BROOKLYN INDUSTRIES, Brooklyn Bagels, Brooklyn this, Brooklyn that, it’s everywhere–so big a brand that it subdivides. (Smorgasburg, The Gowanus Yacht Club, Prospect Park West.) New York Magazine calls Brooklyn’s artisanal foods movement “The Twee Party.” The New York Times writes more respectfully about Brooklyn’s “unique food culture.”
Blogs spring up with names using almost every conceivable spelling of the borough’s name, from the antique-sounding Breuckelen to Brewklyn to Brokelyn.

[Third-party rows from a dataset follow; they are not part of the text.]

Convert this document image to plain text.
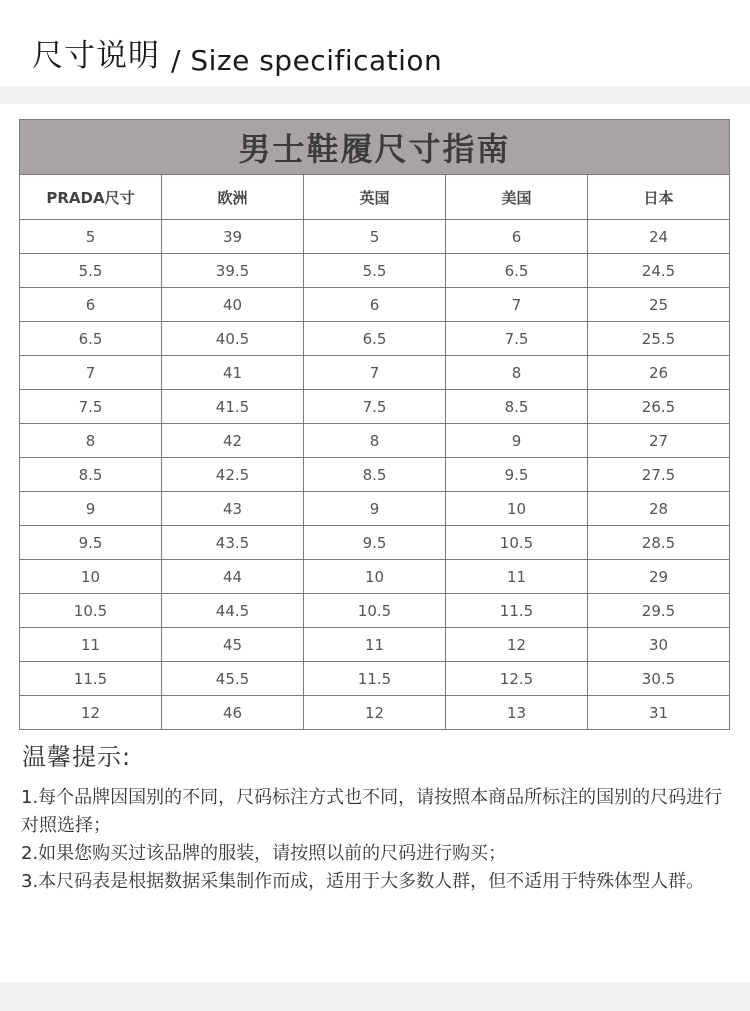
尺寸说明 / Size specification
男士鞋履尺寸指南				
PRADA尺寸	欧洲	英国	美国	日本
5	39	5	6	24
5.5	39.5	5.5	6.5	24.5
6	40	6	7	25
6.5	40.5	6.5	7.5	25.5
7	41	7	8	26
7.5	41.5	7.5	8.5	26.5
8	42	8	9	27
8.5	42.5	8.5	9.5	27.5
9	43	9	10	28
9.5	43.5	9.5	10.5	28.5
10	44	10	11	29
10.5	44.5	10.5	11.5	29.5
11	45	11	12	30
11.5	45.5	11.5	12.5	30.5
12	46	12	13	31
温馨提示:

1.每个品牌因国别的不同，尺码标注方式也不同，请按照本商品所标注的国别的尺码进行对照选择；

2.如果您购买过该品牌的服装，请按照以前的尺码进行购买；

3.本尺码表是根据数据采集制作而成，适用于大多数人群，但不适用于特殊体型人群。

Individual neighborhoods, even those districted by real estate brokers’ marketing magic, develop enduring public images that perpetuate behaviors and styles and unify a local culture. The stroller moms and chest-pack dads of Park Slope need services and stores that create clusters that attract more young families that need the same things. Playground conversations foster a distinct ethos that endorses fair trade, local, organic, artisanal foods and opposes bottle feeding and certain chain stores.

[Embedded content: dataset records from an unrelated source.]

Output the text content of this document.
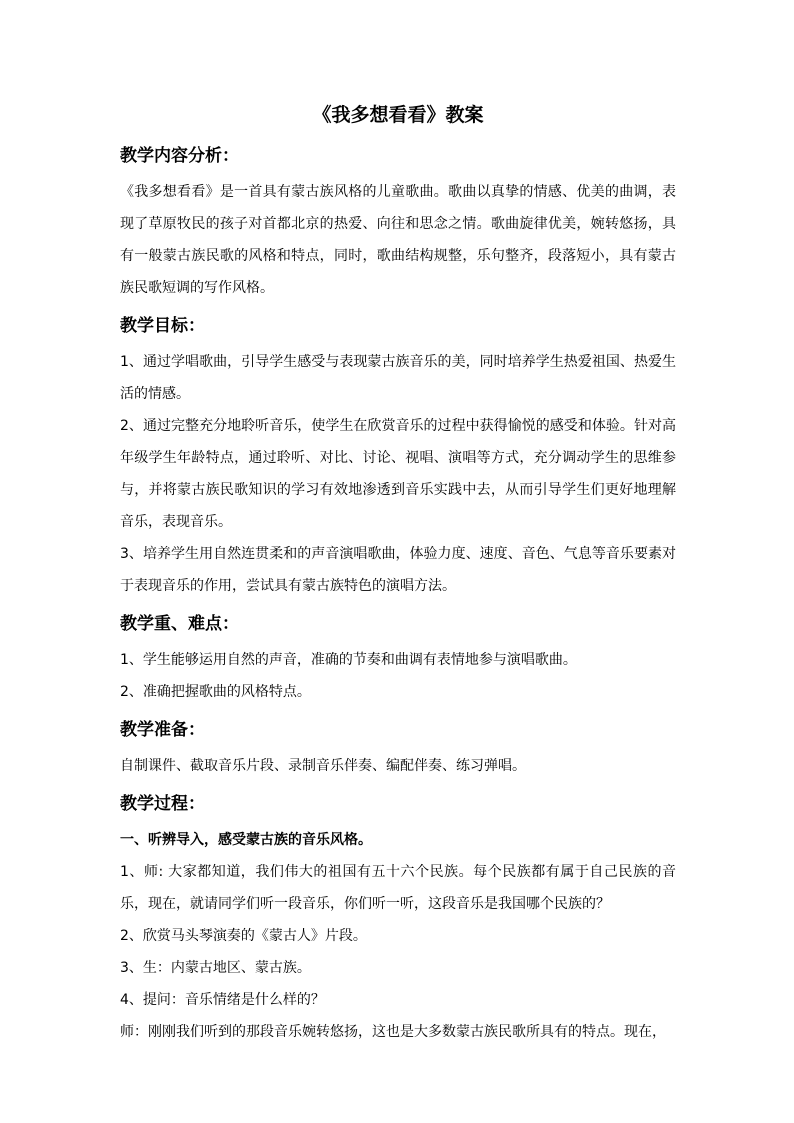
《我多想看看》教案
教学内容分析：

《我多想看看》是一首具有蒙古族风格的儿童歌曲。歌曲以真挚的情感、优美的曲调，表现了草原牧民的孩子对首都北京的热爱、向往和思念之情。歌曲旋律优美，婉转悠扬，具有一般蒙古族民歌的风格和特点，同时，歌曲结构规整，乐句整齐，段落短小，具有蒙古族民歌短调的写作风格。

教学目标：

1、通过学唱歌曲，引导学生感受与表现蒙古族音乐的美，同时培养学生热爱祖国、热爱生活的情感。

2、通过完整充分地聆听音乐，使学生在欣赏音乐的过程中获得愉悦的感受和体验。针对高年级学生年龄特点，通过聆听、对比、讨论、视唱、演唱等方式，充分调动学生的思维参与，并将蒙古族民歌知识的学习有效地渗透到音乐实践中去，从而引导学生们更好地理解音乐，表现音乐。

3、培养学生用自然连贯柔和的声音演唱歌曲，体验力度、速度、音色、气息等音乐要素对于表现音乐的作用，尝试具有蒙古族特色的演唱方法。

教学重、难点：

1、学生能够运用自然的声音，准确的节奏和曲调有表情地参与演唱歌曲。

2、准确把握歌曲的风格特点。

教学准备：

自制课件、截取音乐片段、录制音乐伴奏、编配伴奏、练习弹唱。

教学过程：

一、听辨导入，感受蒙古族的音乐风格。

1、师: 大家都知道，我们伟大的祖国有五十六个民族。每个民族都有属于自己民族的音乐，现在，就请同学们听一段音乐，你们听一听，这段音乐是我国哪个民族的？

2、欣赏马头琴演奏的《蒙古人》片段。

3、生：内蒙古地区、蒙古族。

4、提问：音乐情绪是什么样的？

师：刚刚我们听到的那段音乐婉转悠扬，这也是大多数蒙古族民歌所具有的特点。现在，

In the same way, the creative and artisanal businesses of Brooklyn need co-working spaces, fairs to show their wares, and suppliers of their materials — whether CSA partnerships or locally grown plants for natural dyes for fabrics for crafts and fashions. Or rehearsal spaces in Williamsburg. Or film-editing facilities in Greenpoint. Sitting in the middle of all this Brooklyn buzz is pretty exciting.
There’s a baby or a business born here every minute, but it’s definitely not true that what happens in Brooklyn stays in Brooklyn. Up the Hudson Valley, Cold Spring is full of Park Slope ex-pats, and some quaint local wares are Brooklyn exports. Similarly, the seeds of green-mindedness were blown here from other places. Episodes of Portlandia might as well’ve been shot here.
From time to time, Brooklyn Artisan will cover people, events, ideas, products in such places as Portland, OR, Cold Spring, NY, Poultney, VT, Appalachia. You’ll find them slugged “Outer Brooklyn.”